Hemodialysis is indicated for treatment of poisoning or drug overdosage with ethylene glycol, methanol, ethanol, salicylate, lithium, phenobarbital, acetaminophen, theophylline, aminoglycosides, tricyclic antidepressants, and possibly metaldehyde. Hemodialysis secondarily corrects the acid-base and electrolyte abnormalities and the azotemia that accompany some intoxications (e.g., ethylene glycol, salicylate). Hemodialysis is initiated once conventional treatments are deemed ineffective and continued until the concentration of the toxin has decreased to an acceptable level and the clinical toxicity has disappeared.

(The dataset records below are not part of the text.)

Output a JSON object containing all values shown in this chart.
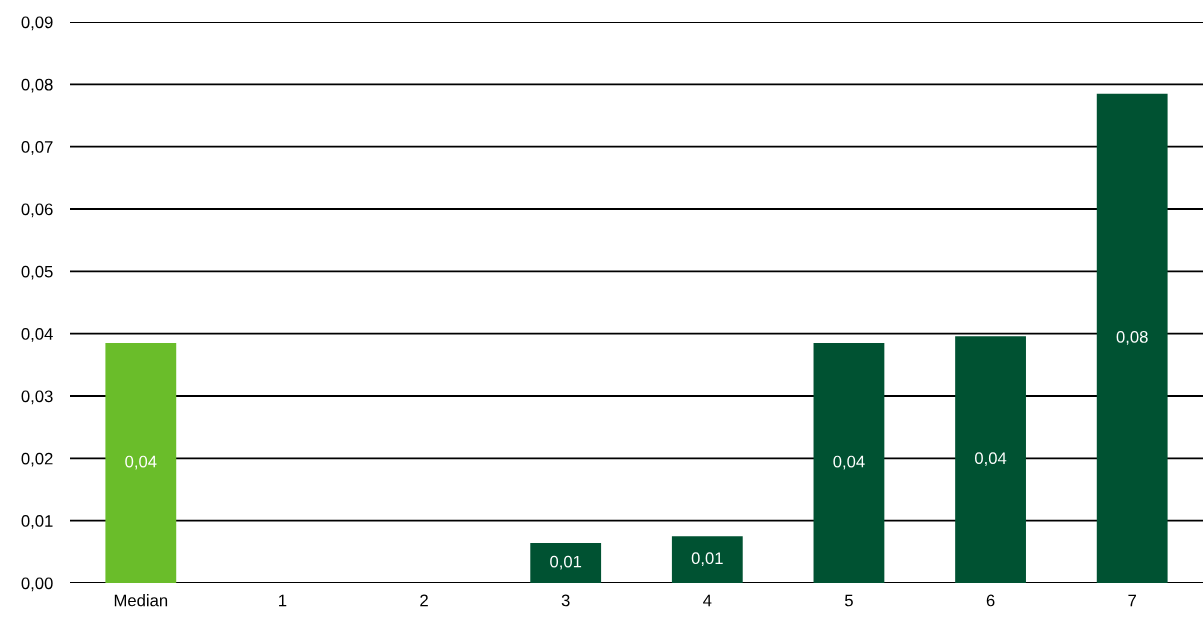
{
  "chart_data": {
    "type": "bar",
    "categories": [
      "Median",
      "1",
      "2",
      "3",
      "4",
      "5",
      "6",
      "7"
    ],
    "values": [
      0.0385,
      0,
      0,
      0.0064,
      0.0075,
      0.0385,
      0.0396,
      0.0785
    ],
    "colors": [
      "#6abd2a",
      "#005232",
      "#005232",
      "#005232",
      "#005232",
      "#005232",
      "#005232",
      "#005232"
    ],
    "value_labels": [
      "0,04",
      null,
      null,
      "0,01",
      "0,01",
      "0,04",
      "0,04",
      "0,08"
    ],
    "ylim": [
      0,
      0.09
    ],
    "yticks": [
      {
        "value": 0,
        "label": "0,00"
      },
      {
        "value": 0.01,
        "label": "0,01"
      },
      {
        "value": 0.02,
        "label": "0,02"
      },
      {
        "value": 0.03,
        "label": "0,03"
      },
      {
        "value": 0.04,
        "label": "0,04"
      },
      {
        "value": 0.05,
        "label": "0,05"
      },
      {
        "value": 0.06,
        "label": "0,06"
      },
      {
        "value": 0.07,
        "label": "0,07"
      },
      {
        "value": 0.08,
        "label": "0,08"
      },
      {
        "value": 0.09,
        "label": "0,09"
      }
    ],
    "grid": "y",
    "legend": false
  }
}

Hemoperfusion is an alternative blood purification procedure in which whole blood is exposed directly to sorbent materials with the capacity to selectively or nonselectively bind endogenous or exogenous toxins. Hemoperfusion with activated charcoals, ion-exchange resins, and nonionic macroporous resins have been used in both dogs and cats for the elimination of toxic solutes following acute poisoning or over medication and provides an attractive adjunct to hemodialysis as a means of blood purification. Hemoperfusion is especially effective for the elimination of high molecular weight, protein bound, or lipid soluble toxins or drugs which are cleared poorly, if at all, by hemodialysis. Typical toxins include barbiturates, salicylates, NSAIDs, antimicrobials, antidepressants, and chemotherapeutics. Specific toxic indications include mushroom poisoning (amanitin toxins and phalloidin), herbicides, and insecticides. The combination of hemodialysis for small solute removal and hemoperfusion for removal of larger, protein-bound, or lipid soluble molecules provides opportunity for a greater spectrum of blood purification in animal poisonings.

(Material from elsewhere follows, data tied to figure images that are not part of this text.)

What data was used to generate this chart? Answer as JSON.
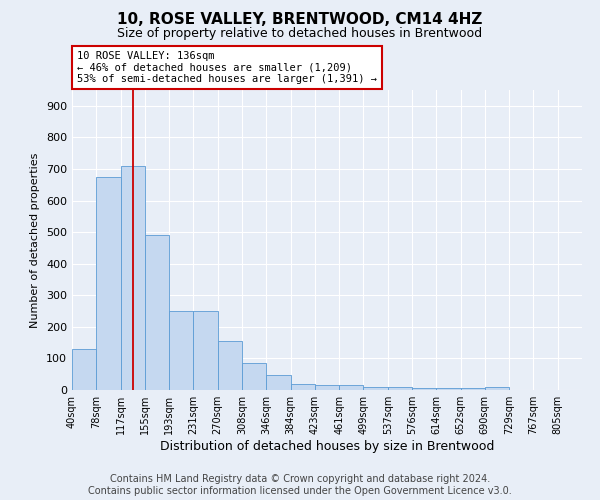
{
  "title": "10, ROSE VALLEY, BRENTWOOD, CM14 4HZ",
  "subtitle": "Size of property relative to detached houses in Brentwood",
  "xlabel": "Distribution of detached houses by size in Brentwood",
  "ylabel": "Number of detached properties",
  "bar_values": [
    130,
    675,
    710,
    490,
    250,
    250,
    155,
    85,
    48,
    20,
    15,
    15,
    10,
    8,
    5,
    5,
    5,
    10,
    0,
    0,
    0
  ],
  "bar_labels": [
    "40sqm",
    "78sqm",
    "117sqm",
    "155sqm",
    "193sqm",
    "231sqm",
    "270sqm",
    "308sqm",
    "346sqm",
    "384sqm",
    "423sqm",
    "461sqm",
    "499sqm",
    "537sqm",
    "576sqm",
    "614sqm",
    "652sqm",
    "690sqm",
    "729sqm",
    "767sqm",
    "805sqm"
  ],
  "bar_color": "#c5d8f0",
  "bar_edge_color": "#5b9bd5",
  "ylim_max": 950,
  "yticks": [
    0,
    100,
    200,
    300,
    400,
    500,
    600,
    700,
    800,
    900
  ],
  "vline_color": "#cc0000",
  "vline_x": 2.5,
  "annotation_line1": "10 ROSE VALLEY: 136sqm",
  "annotation_line2": "← 46% of detached houses are smaller (1,209)",
  "annotation_line3": "53% of semi-detached houses are larger (1,391) →",
  "bg_color": "#e8eef7",
  "grid_color": "#ffffff",
  "title_fontsize": 11,
  "subtitle_fontsize": 9,
  "xlabel_fontsize": 9,
  "ylabel_fontsize": 8,
  "tick_fontsize": 7,
  "footer_fontsize": 7,
  "footer_line1": "Contains HM Land Registry data © Crown copyright and database right 2024.",
  "footer_line2": "Contains public sector information licensed under the Open Government Licence v3.0."
}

Overhydration associated with systemic hypertension, ascites, peripheral and pulmonary edema, plural effusion, and congestive heart failure is a common complication of aggressive fluid therapy in animals with acute or chronic kidney disease. The circulatory overload may be life-threatening and fail to resolve with conventional therapy. With the ultrafiltration capability of hemodialysis the clinical consequences of overhydration, life-threatening pulmonary edema, congestive heart failure, or large volume therapies (like TPN) can be corrected. Ultrafiltration without dialysis also can be used to treat noniatrogenic and nonrenal conditions associated with circulatory overload including cardiomyopathy and congestive heart failure.
With modern technology and techniques, hemodialysis is technically feasible, safe, efficacious, and indispensable for the management of both dogs and cats with life-threatening uremia or intoxications. There is no alternative therapy as effective for animals with severe uremia, refractory oliguria, life-threatening hypervolemia, or acute poisoning.